There is a classic trap here worth naming. People reach for curl in a healthcheck and the check fails with "curl: not found," because curl is not installed inside the image. Docker then marks a perfectly healthy container as unhealthy. The healthcheck command must use a tool that actually exists inside that container. Verify the command runs in the image before you trust it.
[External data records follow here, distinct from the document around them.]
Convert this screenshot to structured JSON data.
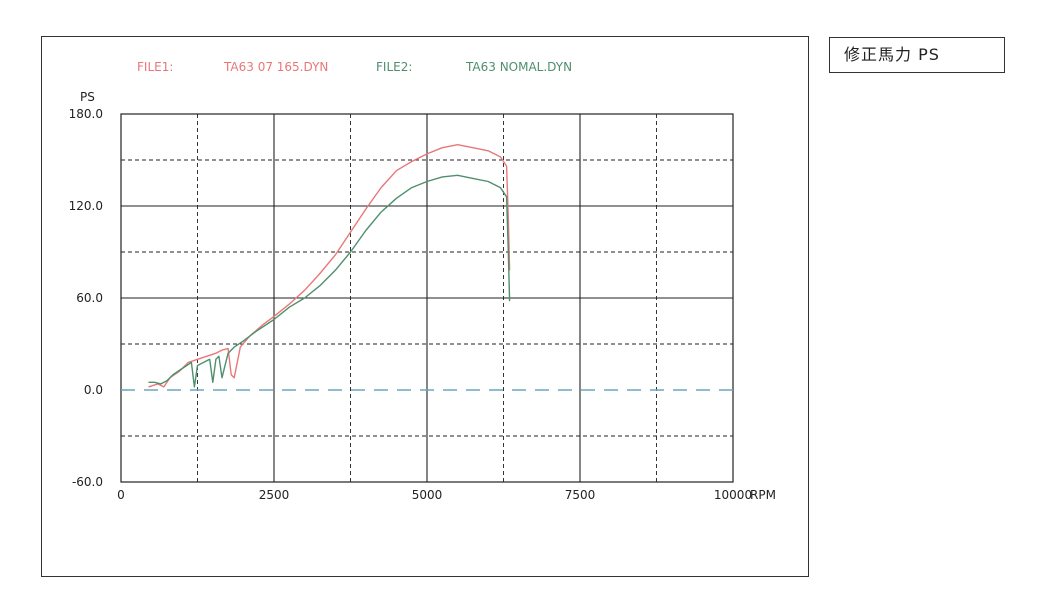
{
  "title_box": "修正馬力 PS",
  "header": {
    "file1_label": "FILE1:",
    "file1_name": "TA63 07 165.DYN",
    "file2_label": "FILE2:",
    "file2_name": "TA63 NOMAL.DYN"
  },
  "colors": {
    "file1": "#e87878",
    "file2": "#4f8f6e",
    "zero_line": "#6aa6bf",
    "grid": "#222222",
    "frame": "#222222"
  },
  "chart_data": {
    "type": "line",
    "ylabel": "PS",
    "xlabel": "RPM",
    "xlim": [
      0,
      10000
    ],
    "ylim": [
      -60,
      180
    ],
    "x_ticks": [
      0,
      2500,
      5000,
      7500,
      10000
    ],
    "x_tick_labels": [
      "0",
      "2500",
      "5000",
      "7500",
      "10000"
    ],
    "y_ticks": [
      180,
      120,
      60,
      0,
      -60
    ],
    "y_tick_labels": [
      "180.0",
      "120.0",
      "60.0",
      "0.0",
      "-60.0"
    ],
    "grid": true,
    "series": [
      {
        "name": "TA63 07 165.DYN",
        "x": [
          450,
          600,
          700,
          800,
          950,
          1100,
          1250,
          1400,
          1550,
          1650,
          1750,
          1800,
          1850,
          1950,
          2100,
          2300,
          2500,
          2750,
          3000,
          3250,
          3500,
          3750,
          4000,
          4250,
          4500,
          4750,
          5000,
          5250,
          5500,
          5750,
          6000,
          6200,
          6300,
          6330,
          6350
        ],
        "values": [
          2,
          4,
          2,
          8,
          12,
          18,
          20,
          22,
          24,
          26,
          27,
          10,
          8,
          28,
          35,
          42,
          48,
          56,
          65,
          76,
          88,
          103,
          118,
          132,
          143,
          149,
          154,
          158,
          160,
          158,
          156,
          152,
          146,
          110,
          78
        ]
      },
      {
        "name": "TA63 NOMAL.DYN",
        "x": [
          450,
          550,
          650,
          750,
          850,
          1000,
          1150,
          1200,
          1250,
          1350,
          1450,
          1500,
          1550,
          1600,
          1650,
          1750,
          1850,
          2000,
          2200,
          2500,
          2750,
          3000,
          3250,
          3500,
          3750,
          4000,
          4250,
          4500,
          4750,
          5000,
          5250,
          5500,
          5750,
          6000,
          6200,
          6300,
          6330,
          6350
        ],
        "values": [
          5,
          5,
          4,
          6,
          10,
          14,
          18,
          2,
          16,
          18,
          20,
          5,
          20,
          22,
          8,
          24,
          28,
          32,
          38,
          46,
          54,
          60,
          68,
          78,
          90,
          104,
          116,
          125,
          132,
          136,
          139,
          140,
          138,
          136,
          132,
          126,
          88,
          58
        ]
      }
    ]
  }
}
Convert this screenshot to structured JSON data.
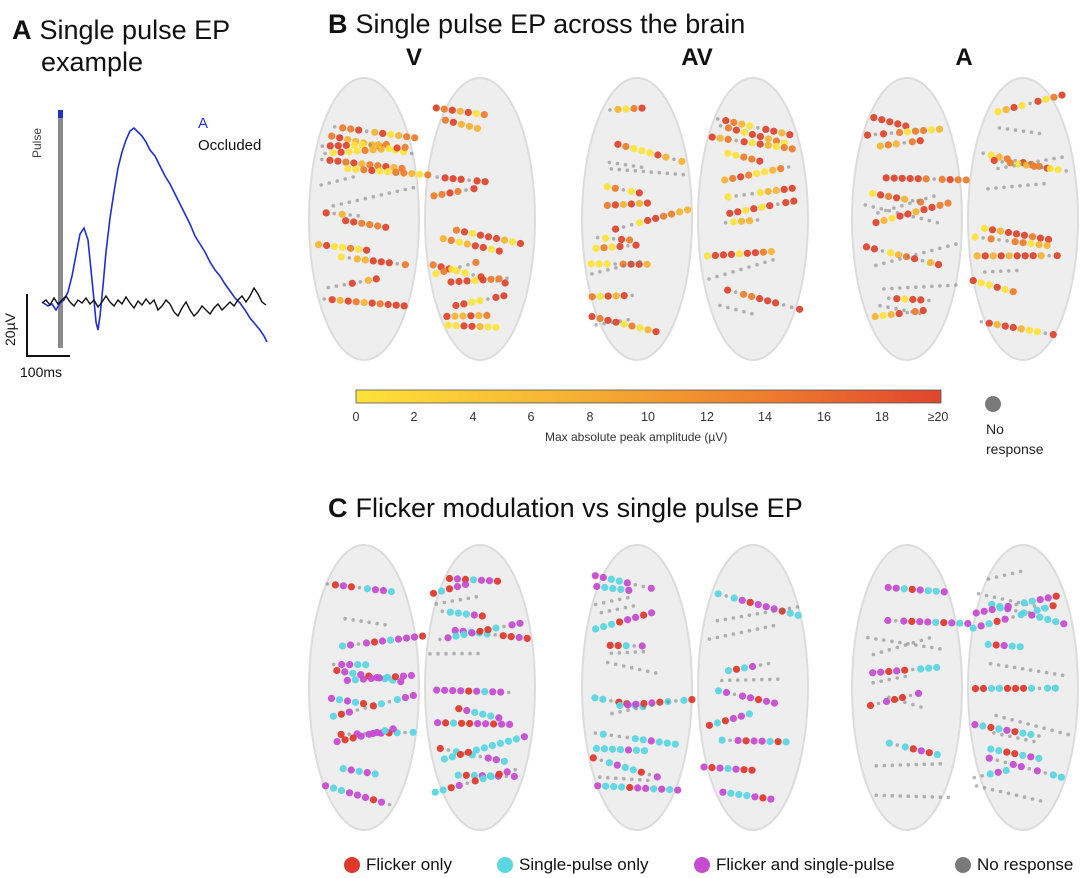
{
  "panel_a": {
    "letter": "A",
    "title_line1": "Single pulse EP",
    "title_line2": "example",
    "pulse_label": "Pulse",
    "legend_a": "A",
    "legend_occluded": "Occluded",
    "scale_y": "20µV",
    "scale_x": "100ms",
    "colors": {
      "A": "#1f2fd6",
      "Occluded": "#111111",
      "pulse": "#8a8a8a",
      "pulse_top": "#1f2fd6"
    }
  },
  "panel_b": {
    "letter": "B",
    "title": "Single pulse EP across the brain",
    "conditions": [
      "V",
      "AV",
      "A"
    ],
    "colorbar": {
      "ticks": [
        "0",
        "2",
        "4",
        "6",
        "8",
        "10",
        "12",
        "14",
        "16",
        "18",
        "≥20"
      ],
      "title": "Max absolute peak amplitude (µV)",
      "colors": [
        "#fde23a",
        "#f7b433",
        "#ee7d2e",
        "#e0442d"
      ]
    },
    "no_response": {
      "line1": "No",
      "line2": "response",
      "color": "#7a7a7a"
    }
  },
  "panel_c": {
    "letter": "C",
    "title": "Flicker modulation vs single pulse EP",
    "legend": [
      {
        "label": "Flicker only",
        "color": "#e0392b"
      },
      {
        "label": "Single-pulse only",
        "color": "#5ad6e3"
      },
      {
        "label": "Flicker and single-pulse",
        "color": "#c64bd2"
      },
      {
        "label": "No response",
        "color": "#7a7a7a"
      }
    ]
  }
}
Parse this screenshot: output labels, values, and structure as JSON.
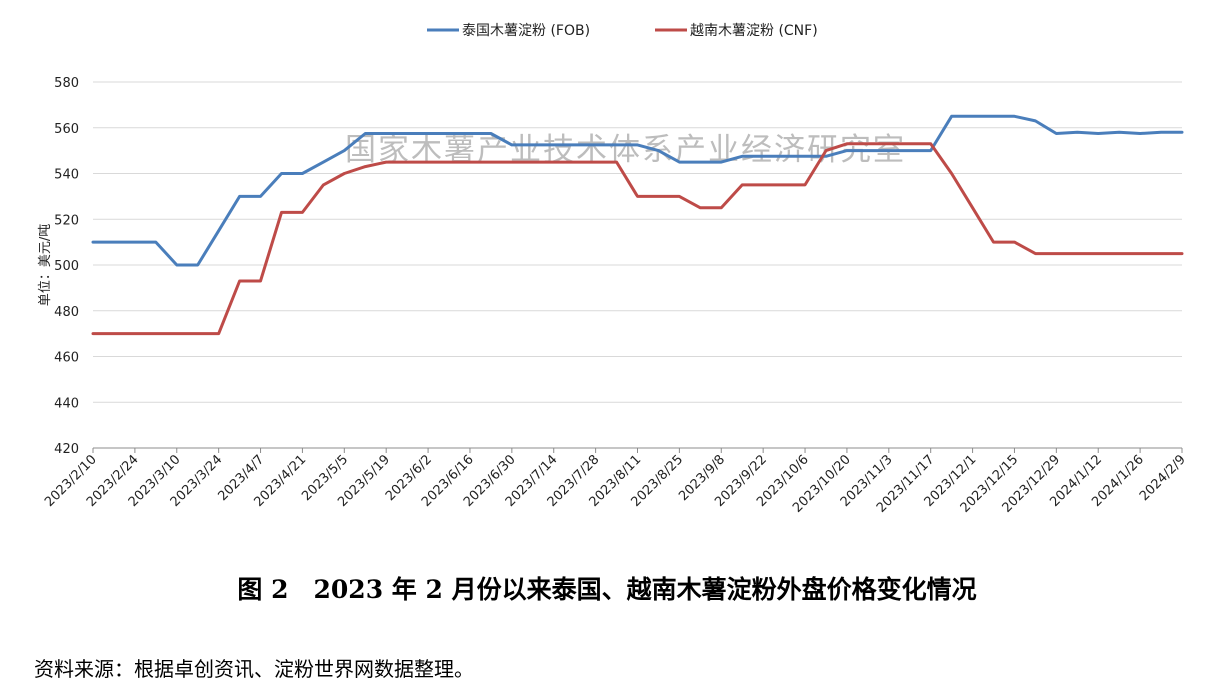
{
  "chart_data": {
    "type": "line",
    "ylabel": "单位：美元/吨",
    "xlabel": "",
    "ylim": [
      420,
      580
    ],
    "yticks": [
      420,
      440,
      460,
      480,
      500,
      520,
      540,
      560,
      580
    ],
    "grid": true,
    "legend_placement": "top-center",
    "watermark": "国家木薯产业技术体系产业经济研究室",
    "x": [
      "2023/2/10",
      "2023/2/17",
      "2023/2/24",
      "2023/3/3",
      "2023/3/10",
      "2023/3/17",
      "2023/3/24",
      "2023/3/31",
      "2023/4/7",
      "2023/4/14",
      "2023/4/21",
      "2023/4/28",
      "2023/5/5",
      "2023/5/12",
      "2023/5/19",
      "2023/5/26",
      "2023/6/2",
      "2023/6/9",
      "2023/6/16",
      "2023/6/23",
      "2023/6/30",
      "2023/7/7",
      "2023/7/14",
      "2023/7/21",
      "2023/7/28",
      "2023/8/4",
      "2023/8/11",
      "2023/8/18",
      "2023/8/25",
      "2023/9/1",
      "2023/9/8",
      "2023/9/15",
      "2023/9/22",
      "2023/9/29",
      "2023/10/6",
      "2023/10/13",
      "2023/10/20",
      "2023/10/27",
      "2023/11/3",
      "2023/11/10",
      "2023/11/17",
      "2023/11/24",
      "2023/12/1",
      "2023/12/8",
      "2023/12/15",
      "2023/12/22",
      "2023/12/29",
      "2024/1/5",
      "2024/1/12",
      "2024/1/19",
      "2024/1/26",
      "2024/2/2",
      "2024/2/9"
    ],
    "xtick_labels": [
      "2023/2/10",
      "2023/2/24",
      "2023/3/10",
      "2023/3/24",
      "2023/4/7",
      "2023/4/21",
      "2023/5/5",
      "2023/5/19",
      "2023/6/2",
      "2023/6/16",
      "2023/6/30",
      "2023/7/14",
      "2023/7/28",
      "2023/8/11",
      "2023/8/25",
      "2023/9/8",
      "2023/9/22",
      "2023/10/6",
      "2023/10/20",
      "2023/11/3",
      "2023/11/17",
      "2023/12/1",
      "2023/12/15",
      "2023/12/29",
      "2024/1/12",
      "2024/1/26",
      "2024/2/9"
    ],
    "series": [
      {
        "name": "泰国木薯淀粉 (FOB)",
        "color": "#4A7EBB",
        "values": [
          510,
          510,
          510,
          510,
          500,
          500,
          515,
          530,
          530,
          540,
          540,
          545,
          550,
          557.5,
          557.5,
          557.5,
          557.5,
          557.5,
          557.5,
          557.5,
          552.5,
          552.5,
          552.5,
          552.5,
          552.5,
          552.5,
          552.5,
          550,
          545,
          545,
          545,
          547.5,
          547.5,
          547.5,
          547.5,
          547.5,
          550,
          550,
          550,
          550,
          550,
          565,
          565,
          565,
          565,
          563,
          557.5,
          558,
          557.5,
          558,
          557.5,
          558,
          558
        ]
      },
      {
        "name": "越南木薯淀粉 (CNF)",
        "color": "#BE4B48",
        "values": [
          470,
          470,
          470,
          470,
          470,
          470,
          470,
          493,
          493,
          523,
          523,
          535,
          540,
          543,
          545,
          545,
          545,
          545,
          545,
          545,
          545,
          545,
          545,
          545,
          545,
          545,
          530,
          530,
          530,
          525,
          525,
          535,
          535,
          535,
          535,
          550,
          553,
          553,
          553,
          553,
          553,
          540,
          525,
          510,
          510,
          505,
          505,
          505,
          505,
          505,
          505,
          505,
          505
        ]
      }
    ]
  },
  "caption": "图 2　2023 年 2 月份以来泰国、越南木薯淀粉外盘价格变化情况",
  "source": "资料来源：根据卓创资讯、淀粉世界网数据整理。"
}
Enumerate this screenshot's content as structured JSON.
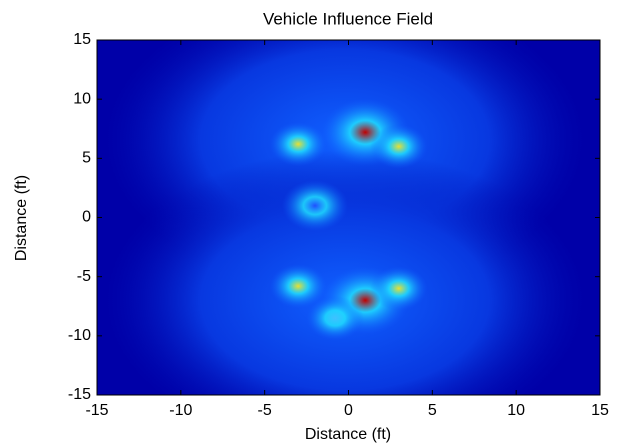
{
  "chart_data": {
    "type": "heatmap",
    "title": "Vehicle Influence Field",
    "x_label": "Distance (ft)",
    "y_label": "Distance (ft)",
    "xlim": [
      -15,
      15
    ],
    "ylim": [
      -15,
      15
    ],
    "xticks": [
      -15,
      -10,
      -5,
      0,
      5,
      10,
      15
    ],
    "yticks": [
      -15,
      -10,
      -5,
      0,
      5,
      10,
      15
    ],
    "peaks": {
      "x": [
        1,
        -3,
        3,
        1,
        -3,
        3,
        -2,
        -0.8
      ],
      "y": [
        7.2,
        6.2,
        6,
        -7,
        -5.8,
        -6,
        1,
        -8.5
      ],
      "colors": [
        "#c00000",
        "#e8e030",
        "#e8e030",
        "#c00000",
        "#e8e030",
        "#e8e030",
        "#2050ff",
        "#40c0ff"
      ]
    }
  }
}
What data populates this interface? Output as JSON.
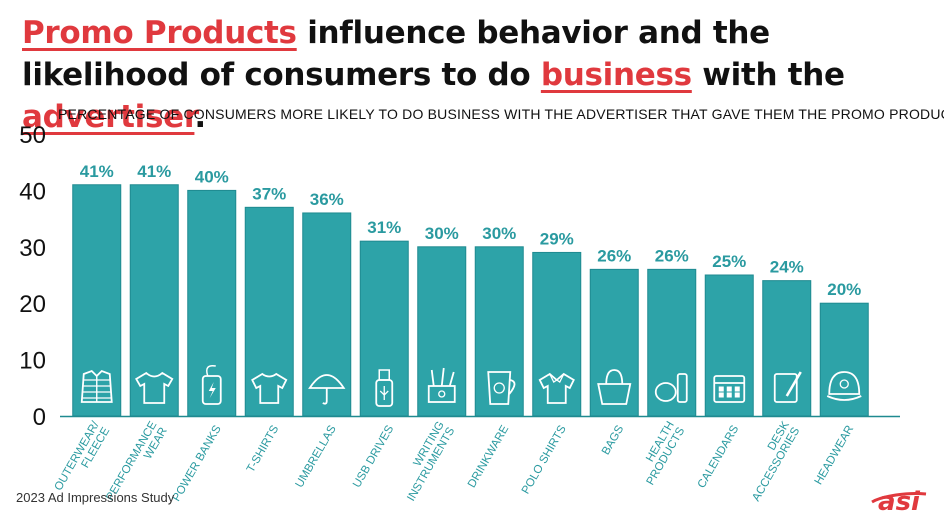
{
  "headline": {
    "part1": "Promo Products",
    "part2": " influence behavior and the likelihood of consumers to do ",
    "part3": "business",
    "part4": " with the ",
    "part5": "advertiser",
    "part6": "."
  },
  "footer": {
    "source": "2023 Ad Impressions Study"
  },
  "logo": {
    "text": "asi"
  },
  "colors": {
    "bar": "#2da3a8",
    "bar_edge": "#1f8a90",
    "label": "#2a9aa0",
    "accent": "#e0393e"
  },
  "chart_data": {
    "type": "bar",
    "title": "PERCENTAGE OF CONSUMERS MORE LIKELY TO DO BUSINESS WITH THE ADVERTISER THAT GAVE THEM THE PROMO PRODUCT",
    "categories": [
      "OUTERWEAR/ FLEECE",
      "PERFORMANCE WEAR",
      "POWER BANKS",
      "T-SHIRTS",
      "UMBRELLAS",
      "USB DRIVES",
      "WRITING INSTRUMENTS",
      "DRINKWARE",
      "POLO SHIRTS",
      "BAGS",
      "HEALTH PRODUCTS",
      "CALENDARS",
      "DESK ACCESSORIES",
      "HEADWEAR"
    ],
    "values": [
      41,
      41,
      40,
      37,
      36,
      31,
      30,
      30,
      29,
      26,
      26,
      25,
      24,
      20
    ],
    "data_labels": [
      "41%",
      "41%",
      "40%",
      "37%",
      "36%",
      "31%",
      "30%",
      "30%",
      "29%",
      "26%",
      "26%",
      "25%",
      "24%",
      "20%"
    ],
    "icons": [
      "jacket-icon",
      "performance-shirt-icon",
      "power-bank-icon",
      "t-shirt-icon",
      "umbrella-icon",
      "usb-drive-icon",
      "pen-cup-icon",
      "drinkware-cup-icon",
      "polo-shirt-icon",
      "bag-icon",
      "health-products-icon",
      "calendar-icon",
      "notepad-pen-icon",
      "cap-icon"
    ],
    "ylim": [
      0,
      50
    ],
    "yticks": [
      0,
      10,
      20,
      30,
      40,
      50
    ],
    "ytick_labels": [
      "0",
      "10",
      "20",
      "30",
      "40",
      "50"
    ],
    "grid": false,
    "legend": "none"
  }
}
Make the app wait on healthy, not on started

Compose sequence: healthcheck retries until DB healthy, then service_healthy gates app start

The second half is telling your app to wait for the dependency to be healthy, not merely running. Compose supports this with depends_on plus a condition.

  app:
    build: .
    depends_on:
      db:
        condition: service_healthy
      cache:
        condition: service_healthy

condition: service_healthy is the difference that closes the race. With it, Compose holds the app back until the database's healthcheck passes and the container reports healthy. The plain depends_on only guarantees the dependency has started; the service_healthy condition guarantees it is ready to answer. That distinction is the entire bug.

One command that waits: docker compose up --wait

When you are bootstrapping a dev environment with a single command, you want the same guarantee at the command line: do not return until everything is genuinely ready. That is what docker compose up -d --wait provides. It blocks until every service with a healthcheck reports healthy, then returns. Combined with the healthchecks above, this means your dev bootstrap script can bring up the stack and know, when the command finishes, that the database is actually serving queries.

{
  "scripts": {
    "predev": "docker compose up -d --wait && pnpm migrate",
    "dev": "next dev -p 3040"
  }
}

Now the chain is honest end to end. up --wait does not return until MySQL answers a ping. Migrations run against a database that is ready. The dev server starts last, into a world that is fully prepared. Nobody has to remember to run anything, and the race that used to crash the first boot is structurally impossible. This is the one-command bootstrap principle we hold on every project: the command that starts the app makes the app's world ready, with no manual prerequisite steps, the same automate-by-default instinct behind scripts as the single source of truth so nobody fixes production by hand. The same hot-reload runtime is where a stray DB pool quietly exhausts MySQL connections if you are not careful.

A healthcheck is a contract worth getting right

A good healthcheck does more than gate startup. It becomes a continuous statement of whether the service is actually working, which is useful far beyond the first boot. A guideline that pays off: if you define an application-level healthcheck, make it verify the service's critical dependencies, the database at minimum, so a healthy report means the app can really do its job, not just that the process is alive. A process that is up but cannot reach its database is not healthy in any way that matters to a user.

That mindset is the bridge from local development to production. The same readiness signal that stops a dev startup race is the signal a deploy pipeline polls before it cuts traffic to a new version, and the signal a load balancer uses to decide whether to send requests to an instance. We wire genuine health endpoints into everything we run, because "is it up" and "is it working" are different questions, and only the second one keeps users happy. That same health signal is what lets an agent safely hand the deploy pipeline its mechanics while a human keeps the judgment. Getting that right is core to how we administer servers and to the web apps we build, where the deploy and rollback safety lives in every release.

Stop guessing, start waiting

Startup races are not rare edge cases. They show up the moment an app depends on a stateful service, which is almost always. The fix is not a sleep 10 and a prayer, which breaks the day the database takes eleven seconds. The fix is to define what "ready" means with a healthcheck, wait on that condition with service_healthy and --wait, and verify the check command actually exists in the image. Do that, and the first boot is as reliable as the hundredth. The race is gone, and it stays gone for the life of the project.